Funcionarios de la Fed proyectan que no habrá aumento de tasas hasta 2022



Las autoridades también dijeron que mantendrían su ritmo reciente de compras de títulos del Tesoro e hipotecas

Los funcionarios de la Reserva Federal no proyectaron planes para aumentar las tasas de interés hasta 2022 y dijeron que estaban comprometidos a brindar más apoyo a la economía luego de los cierres para contener el coronavirus.

Las autoridades también dijeron que mantendrían su ritmo reciente de compras de títulos del Tesoro e hipotecas, terminando efectivamente las reducciones graduales semanales.

“En los próximos meses, la Reserva Federal aumentará sus tenencias” de bonos del Tesoro y de hipotecas “al menos al ritmo actual para mantener el buen funcionamiento del mercado”, dijeron los funcionarios en su declaración de política publicada después de la reunión.

La declaración también atribuyó la mejora de las condiciones en las acciones y otros mercados financieros a las medidas de política que los funcionarios han tomado en los últimos meses para mantener el flujo de crédito en la economía.

La Fed no anunció otros cambios después de su reunión de política el miércoles, pero publicó proyecciones económicas por primera vez desde diciembre. El presidente Jerome Powell convocará una conferencia de prensa virtual más tarde en la tarde.

“La Reserva Federal está firmemente comprometida a usar nuestras herramientas para hacer todo lo que podamos durante el tiempo que sea necesario para proporcionar un poco de alivio y estabilidad ahora, para apoyar la recuperación cuando llegue, y para tratar de evitar daños a largo plazo en la vida de las personas a través de largos estados de desempleo o a sus negocios a través de insolvencia innecesaria “, dijo Powell durante una discusión moderada transmitida en línea el 29 de mayo.

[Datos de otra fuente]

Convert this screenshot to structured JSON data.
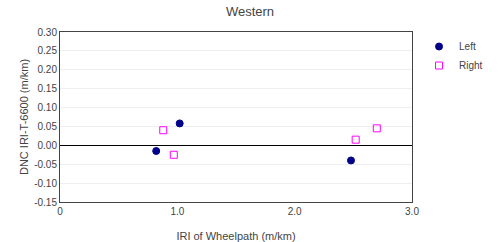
{
  "chart_data": {
    "type": "scatter",
    "title": "Western",
    "x_label": "IRI of Wheelpath (m/km)",
    "y_label": "DNC IRI-T-6600 (m/km)",
    "series": [
      {
        "name": "Left",
        "color": "#00008B",
        "marker": "circle",
        "x": [
          0.82,
          1.02,
          2.48
        ],
        "values": [
          -0.015,
          0.058,
          -0.04
        ]
      },
      {
        "name": "Right",
        "color": "#FF00FF",
        "marker": "square-open",
        "x": [
          0.88,
          0.97,
          2.52,
          2.7
        ],
        "values": [
          0.04,
          -0.025,
          0.015,
          0.045
        ]
      }
    ],
    "xlim": [
      0,
      3.0
    ],
    "xticks": [
      0,
      {
        "value": 1.0,
        "label": "1.0"
      },
      {
        "value": 2.0,
        "label": "2.0"
      },
      {
        "value": 3.0,
        "label": "3.0"
      }
    ],
    "ylim": [
      -0.15,
      0.3
    ],
    "yticks": [
      -0.15,
      {
        "value": -0.1,
        "label": "-0.10"
      },
      -0.05,
      {
        "value": 0.0,
        "label": "0.00"
      },
      0.05,
      {
        "value": 0.1,
        "label": "0.10"
      },
      0.15,
      {
        "value": 0.2,
        "label": "0.20"
      },
      0.25,
      {
        "value": 0.3,
        "label": "0.30"
      }
    ],
    "grid": "y",
    "legend": "right"
  }
}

El banco central redujo las tasas de interés a casi cero en marzo en medio de la pandemia mundial de coronavirus, y los funcionarios han corrido para implementar una serie de programas para prestar a empresas, ciudades y estados.

Las autoridades afirmaron planes en abril para mantener las tasas cercanas a cero hasta que estén seguros de que la economía está en camino de que la inflación alcance su objetivo del 2% y que el desempleo caiga a los bajos niveles de los últimos años.

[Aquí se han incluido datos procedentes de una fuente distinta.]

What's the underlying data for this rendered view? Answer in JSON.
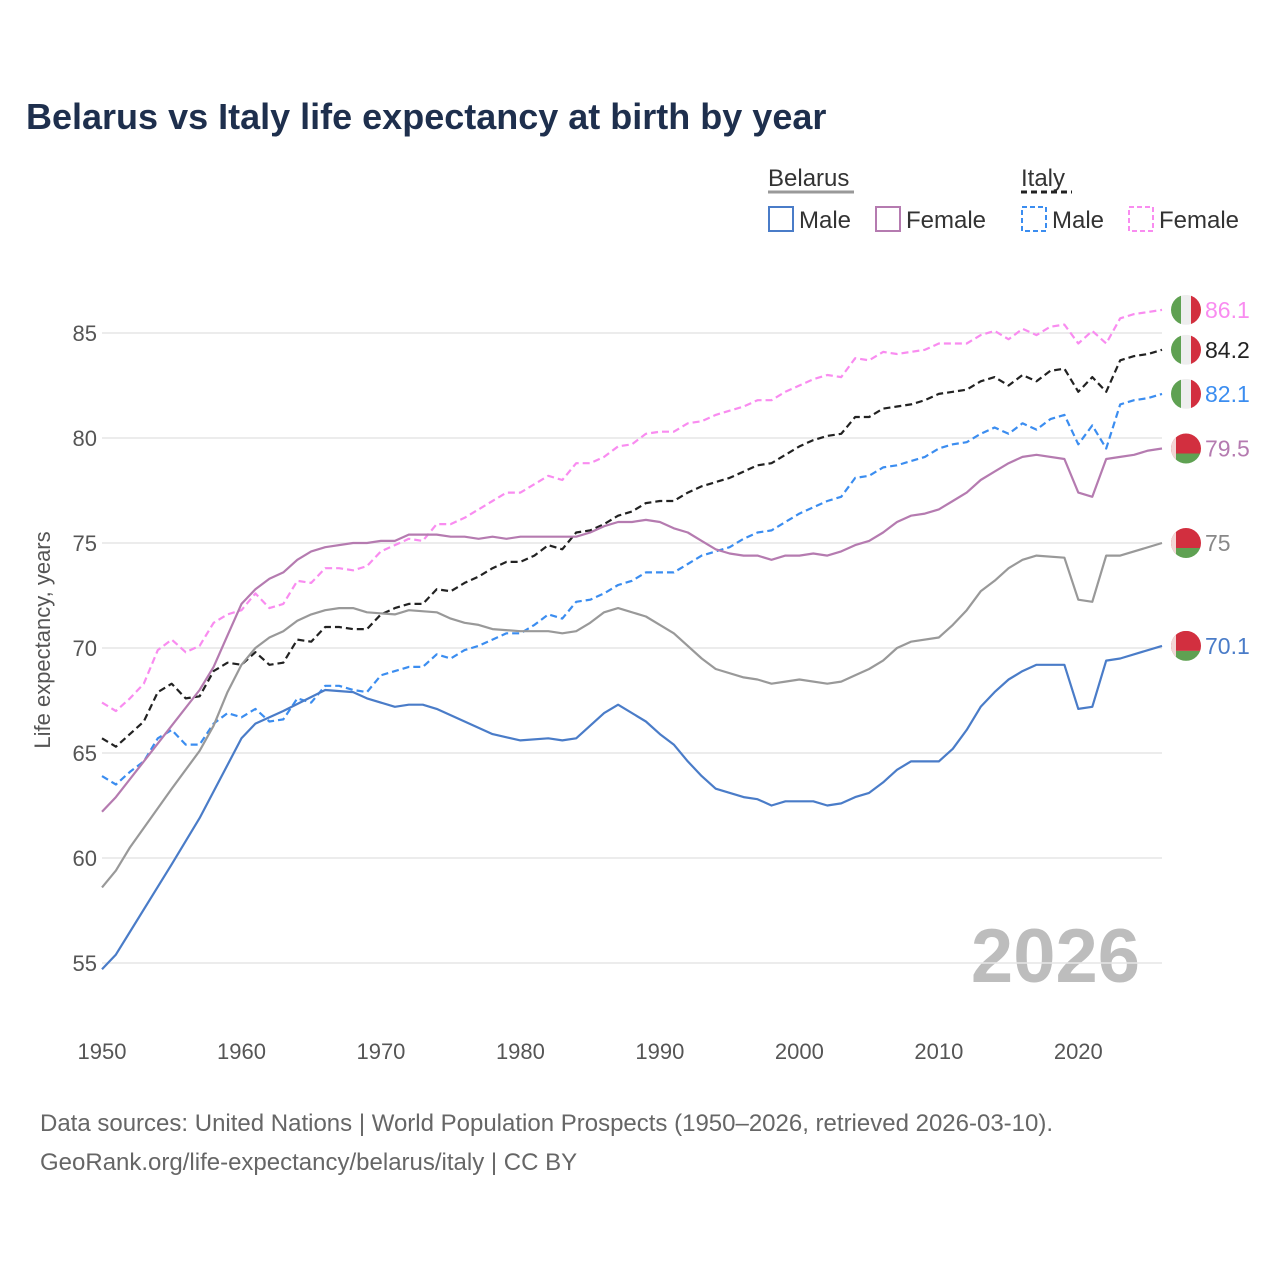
{
  "chart_data": {
    "type": "line",
    "title": "Belarus vs Italy life expectancy at birth by year",
    "xlabel": "",
    "ylabel": "Life expectancy, years",
    "xlim": [
      1950,
      2026
    ],
    "ylim": [
      53,
      87
    ],
    "xticks": [
      1950,
      1960,
      1970,
      1980,
      1990,
      2000,
      2010,
      2020
    ],
    "yticks": [
      55,
      60,
      65,
      70,
      75,
      80,
      85
    ],
    "grid": true,
    "current_year": "2026",
    "legend": {
      "placement": "top-right",
      "groups": [
        {
          "title": "Belarus",
          "male": "Male",
          "female": "Female"
        },
        {
          "title": "Italy",
          "male": "Male",
          "female": "Female"
        }
      ]
    },
    "series": [
      {
        "name": "Italy Female",
        "country": "Italy",
        "color": "#f98cf0",
        "dashed": true,
        "end_label": "86.1",
        "x": [
          1950,
          1951,
          1952,
          1953,
          1954,
          1955,
          1956,
          1957,
          1958,
          1959,
          1960,
          1961,
          1962,
          1963,
          1964,
          1965,
          1966,
          1967,
          1968,
          1969,
          1970,
          1971,
          1972,
          1973,
          1974,
          1975,
          1976,
          1977,
          1978,
          1979,
          1980,
          1981,
          1982,
          1983,
          1984,
          1985,
          1986,
          1987,
          1988,
          1989,
          1990,
          1991,
          1992,
          1993,
          1994,
          1995,
          1996,
          1997,
          1998,
          1999,
          2000,
          2001,
          2002,
          2003,
          2004,
          2005,
          2006,
          2007,
          2008,
          2009,
          2010,
          2011,
          2012,
          2013,
          2014,
          2015,
          2016,
          2017,
          2018,
          2019,
          2020,
          2021,
          2022,
          2023,
          2024,
          2025,
          2026
        ],
        "y": [
          67.4,
          67.0,
          67.6,
          68.3,
          69.9,
          70.4,
          69.8,
          70.1,
          71.2,
          71.6,
          71.8,
          72.6,
          71.9,
          72.1,
          73.2,
          73.1,
          73.8,
          73.8,
          73.7,
          73.9,
          74.6,
          74.9,
          75.2,
          75.1,
          75.9,
          75.9,
          76.2,
          76.6,
          77.0,
          77.4,
          77.4,
          77.8,
          78.2,
          78.0,
          78.8,
          78.8,
          79.1,
          79.6,
          79.7,
          80.2,
          80.3,
          80.3,
          80.7,
          80.8,
          81.1,
          81.3,
          81.5,
          81.8,
          81.8,
          82.2,
          82.5,
          82.8,
          83.0,
          82.9,
          83.8,
          83.7,
          84.1,
          84.0,
          84.1,
          84.2,
          84.5,
          84.5,
          84.5,
          84.9,
          85.1,
          84.7,
          85.2,
          84.9,
          85.3,
          85.4,
          84.5,
          85.1,
          84.5,
          85.7,
          85.9,
          86.0,
          86.1
        ]
      },
      {
        "name": "Italy Total",
        "country": "Italy",
        "color": "#222222",
        "dashed": true,
        "end_label": "84.2",
        "x": [
          1950,
          1951,
          1952,
          1953,
          1954,
          1955,
          1956,
          1957,
          1958,
          1959,
          1960,
          1961,
          1962,
          1963,
          1964,
          1965,
          1966,
          1967,
          1968,
          1969,
          1970,
          1971,
          1972,
          1973,
          1974,
          1975,
          1976,
          1977,
          1978,
          1979,
          1980,
          1981,
          1982,
          1983,
          1984,
          1985,
          1986,
          1987,
          1988,
          1989,
          1990,
          1991,
          1992,
          1993,
          1994,
          1995,
          1996,
          1997,
          1998,
          1999,
          2000,
          2001,
          2002,
          2003,
          2004,
          2005,
          2006,
          2007,
          2008,
          2009,
          2010,
          2011,
          2012,
          2013,
          2014,
          2015,
          2016,
          2017,
          2018,
          2019,
          2020,
          2021,
          2022,
          2023,
          2024,
          2025,
          2026
        ],
        "y": [
          65.7,
          65.3,
          65.9,
          66.5,
          67.9,
          68.3,
          67.6,
          67.7,
          68.9,
          69.3,
          69.2,
          69.8,
          69.2,
          69.3,
          70.4,
          70.3,
          71.0,
          71.0,
          70.9,
          70.9,
          71.6,
          71.9,
          72.1,
          72.1,
          72.8,
          72.7,
          73.1,
          73.4,
          73.8,
          74.1,
          74.1,
          74.4,
          74.9,
          74.7,
          75.5,
          75.6,
          75.9,
          76.3,
          76.5,
          76.9,
          77.0,
          77.0,
          77.4,
          77.7,
          77.9,
          78.1,
          78.4,
          78.7,
          78.8,
          79.2,
          79.6,
          79.9,
          80.1,
          80.2,
          81.0,
          81.0,
          81.4,
          81.5,
          81.6,
          81.8,
          82.1,
          82.2,
          82.3,
          82.7,
          82.9,
          82.5,
          83.0,
          82.7,
          83.2,
          83.3,
          82.2,
          82.9,
          82.2,
          83.7,
          83.9,
          84.0,
          84.2
        ]
      },
      {
        "name": "Italy Male",
        "country": "Italy",
        "color": "#3b8df0",
        "dashed": true,
        "end_label": "82.1",
        "x": [
          1950,
          1951,
          1952,
          1953,
          1954,
          1955,
          1956,
          1957,
          1958,
          1959,
          1960,
          1961,
          1962,
          1963,
          1964,
          1965,
          1966,
          1967,
          1968,
          1969,
          1970,
          1971,
          1972,
          1973,
          1974,
          1975,
          1976,
          1977,
          1978,
          1979,
          1980,
          1981,
          1982,
          1983,
          1984,
          1985,
          1986,
          1987,
          1988,
          1989,
          1990,
          1991,
          1992,
          1993,
          1994,
          1995,
          1996,
          1997,
          1998,
          1999,
          2000,
          2001,
          2002,
          2003,
          2004,
          2005,
          2006,
          2007,
          2008,
          2009,
          2010,
          2011,
          2012,
          2013,
          2014,
          2015,
          2016,
          2017,
          2018,
          2019,
          2020,
          2021,
          2022,
          2023,
          2024,
          2025,
          2026
        ],
        "y": [
          63.9,
          63.5,
          64.1,
          64.6,
          65.7,
          66.1,
          65.4,
          65.4,
          66.4,
          66.9,
          66.7,
          67.1,
          66.5,
          66.6,
          67.6,
          67.4,
          68.2,
          68.2,
          68.0,
          67.9,
          68.7,
          68.9,
          69.1,
          69.1,
          69.7,
          69.5,
          69.9,
          70.1,
          70.4,
          70.7,
          70.7,
          71.1,
          71.6,
          71.4,
          72.2,
          72.3,
          72.6,
          73.0,
          73.2,
          73.6,
          73.6,
          73.6,
          74.0,
          74.4,
          74.6,
          74.8,
          75.2,
          75.5,
          75.6,
          76.0,
          76.4,
          76.7,
          77.0,
          77.2,
          78.1,
          78.2,
          78.6,
          78.7,
          78.9,
          79.1,
          79.5,
          79.7,
          79.8,
          80.2,
          80.5,
          80.2,
          80.7,
          80.4,
          80.9,
          81.1,
          79.7,
          80.6,
          79.5,
          81.6,
          81.8,
          81.9,
          82.1
        ]
      },
      {
        "name": "Belarus Female",
        "country": "Belarus",
        "color": "#b57bb0",
        "dashed": false,
        "end_label": "79.5",
        "x": [
          1950,
          1951,
          1953,
          1955,
          1957,
          1958,
          1959,
          1960,
          1961,
          1962,
          1963,
          1964,
          1965,
          1966,
          1968,
          1969,
          1970,
          1971,
          1972,
          1974,
          1975,
          1976,
          1977,
          1978,
          1979,
          1980,
          1984,
          1985,
          1986,
          1987,
          1988,
          1989,
          1990,
          1991,
          1992,
          1993,
          1994,
          1995,
          1996,
          1997,
          1998,
          1999,
          2000,
          2001,
          2002,
          2003,
          2004,
          2005,
          2006,
          2007,
          2008,
          2009,
          2010,
          2011,
          2012,
          2013,
          2014,
          2015,
          2016,
          2017,
          2019,
          2020,
          2021,
          2022,
          2023,
          2024,
          2025,
          2026
        ],
        "y": [
          62.2,
          62.9,
          64.6,
          66.3,
          68.0,
          69.1,
          70.6,
          72.1,
          72.8,
          73.3,
          73.6,
          74.2,
          74.6,
          74.8,
          75.0,
          75.0,
          75.1,
          75.1,
          75.4,
          75.4,
          75.3,
          75.3,
          75.2,
          75.3,
          75.2,
          75.3,
          75.3,
          75.5,
          75.8,
          76.0,
          76.0,
          76.1,
          76.0,
          75.7,
          75.5,
          75.1,
          74.7,
          74.5,
          74.4,
          74.4,
          74.2,
          74.4,
          74.4,
          74.5,
          74.4,
          74.6,
          74.9,
          75.1,
          75.5,
          76.0,
          76.3,
          76.4,
          76.6,
          77.0,
          77.4,
          78.0,
          78.4,
          78.8,
          79.1,
          79.2,
          79.0,
          77.4,
          77.2,
          79.0,
          79.1,
          79.2,
          79.4,
          79.5
        ]
      },
      {
        "name": "Belarus Total",
        "country": "Belarus",
        "color": "#999999",
        "dashed": false,
        "end_label": "75",
        "x": [
          1950,
          1951,
          1952,
          1955,
          1957,
          1958,
          1959,
          1960,
          1961,
          1962,
          1963,
          1964,
          1965,
          1966,
          1967,
          1968,
          1969,
          1971,
          1972,
          1974,
          1975,
          1976,
          1977,
          1978,
          1980,
          1981,
          1982,
          1983,
          1984,
          1985,
          1986,
          1987,
          1989,
          1990,
          1991,
          1992,
          1993,
          1994,
          1996,
          1997,
          1998,
          1999,
          2000,
          2002,
          2003,
          2004,
          2005,
          2006,
          2007,
          2008,
          2010,
          2011,
          2012,
          2013,
          2014,
          2015,
          2016,
          2017,
          2019,
          2020,
          2021,
          2022,
          2023,
          2026
        ],
        "y": [
          58.6,
          59.4,
          60.5,
          63.3,
          65.1,
          66.3,
          67.9,
          69.2,
          70.0,
          70.5,
          70.8,
          71.3,
          71.6,
          71.8,
          71.9,
          71.9,
          71.7,
          71.6,
          71.8,
          71.7,
          71.4,
          71.2,
          71.1,
          70.9,
          70.8,
          70.8,
          70.8,
          70.7,
          70.8,
          71.2,
          71.7,
          71.9,
          71.5,
          71.1,
          70.7,
          70.1,
          69.5,
          69.0,
          68.6,
          68.5,
          68.3,
          68.4,
          68.5,
          68.3,
          68.4,
          68.7,
          69.0,
          69.4,
          70.0,
          70.3,
          70.5,
          71.1,
          71.8,
          72.7,
          73.2,
          73.8,
          74.2,
          74.4,
          74.3,
          72.3,
          72.2,
          74.4,
          74.4,
          75.0
        ]
      },
      {
        "name": "Belarus Male",
        "country": "Belarus",
        "color": "#4a7cc8",
        "dashed": false,
        "end_label": "70.1",
        "x": [
          1950,
          1951,
          1955,
          1957,
          1960,
          1961,
          1963,
          1966,
          1968,
          1969,
          1971,
          1972,
          1973,
          1974,
          1978,
          1980,
          1982,
          1983,
          1984,
          1986,
          1987,
          1989,
          1990,
          1991,
          1992,
          1993,
          1994,
          1996,
          1997,
          1998,
          1999,
          2001,
          2002,
          2003,
          2004,
          2005,
          2006,
          2007,
          2008,
          2010,
          2011,
          2012,
          2013,
          2014,
          2015,
          2016,
          2017,
          2019,
          2020,
          2021,
          2022,
          2023,
          2026
        ],
        "y": [
          54.7,
          55.4,
          59.7,
          61.9,
          65.7,
          66.4,
          67.0,
          68.0,
          67.9,
          67.6,
          67.2,
          67.3,
          67.3,
          67.1,
          65.9,
          65.6,
          65.7,
          65.6,
          65.7,
          66.9,
          67.3,
          66.5,
          65.9,
          65.4,
          64.6,
          63.9,
          63.3,
          62.9,
          62.8,
          62.5,
          62.7,
          62.7,
          62.5,
          62.6,
          62.9,
          63.1,
          63.6,
          64.2,
          64.6,
          64.6,
          65.2,
          66.1,
          67.2,
          67.9,
          68.5,
          68.9,
          69.2,
          69.2,
          67.1,
          67.2,
          69.4,
          69.5,
          70.1
        ]
      }
    ]
  },
  "footer": {
    "line1": "Data sources: United Nations | World Population Prospects (1950–2026, retrieved 2026-03-10).",
    "line2": "GeoRank.org/life-expectancy/belarus/italy | CC BY"
  }
}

Además, la Fed ha comprado más de US$2 billones en valores del Tesoro y de hipotecas desde que la pandemia provocó una fuga masiva de activos seguros y similares a efectivo a mediados de marzo.

Este programa ha diferido de los esfuerzos de la década pasada para estimular la economía al reducir los rendimientos a largo plazo. En cambio, los funcionarios han dicho que están principalmente interesados ​​en garantizar el buen funcionamiento del mercado.

La Fed entró a la reunión de esta semana enfrentando cierta presión de los mercados para aclarar el objetivo de estas compras, que ha estado reduciendo cada semana. El banco central comprará hasta US$20.000 millones en bonos del Tesoro esta semana, por debajo de US$50.000 millones hace seis semanas, y US$375.000 millones durante la semana del 23 de marzo. Comprará hasta US$22.500 millones en bonos hipotecarios.

Los funcionarios de la Fed han tenido éxito en restaurar el funcionamiento del mercado, pero otros factores, como el aumento de la emisión del Tesoro para financiar medidas de asistencia económica, amenazan con aumentar los rendimientos a largo plazo este verano.

El informe del viernes pasado de que el empleo se recuperó en mayo hizo que el rendimiento del Tesoro a 10 años aumentara en 0.2 puntos porcentuales, a 0.94%, la semana pasada, aunque los rendimientos retrocedieron un poco el lunes y martes.

Los funcionarios no se han encerrado en un ritmo fijo de compras de activos y pueden no hacerlo ahora. Pero el Sr. Powell tiene una oportunidad el miércoles para aclarar el propósito de esas compras para evitar confusiones.

El objetivo de la Reserva Federal debería ser mantener rendimientos estables a largo plazo sin ser demasiado específico acerca de cómo lo hará el banco central, dijo Robin Brooks, economista jefe del Instituto de Finanzas Internacionales. “El lenguaje aquí es complicado”, dijo.

La posible confusión sobre las intenciones de compra de bonos a largo plazo de la Reserva Federal, junto con el aumento creciente de la oferta del Tesoro, “invitó al tipo de liquidación que tuvimos el viernes”, dijo el Sr. Brooks. “No queremos que las condiciones financieras se endurezcan en un punto de datos ruidoso. Simplemente no lo hacemos “.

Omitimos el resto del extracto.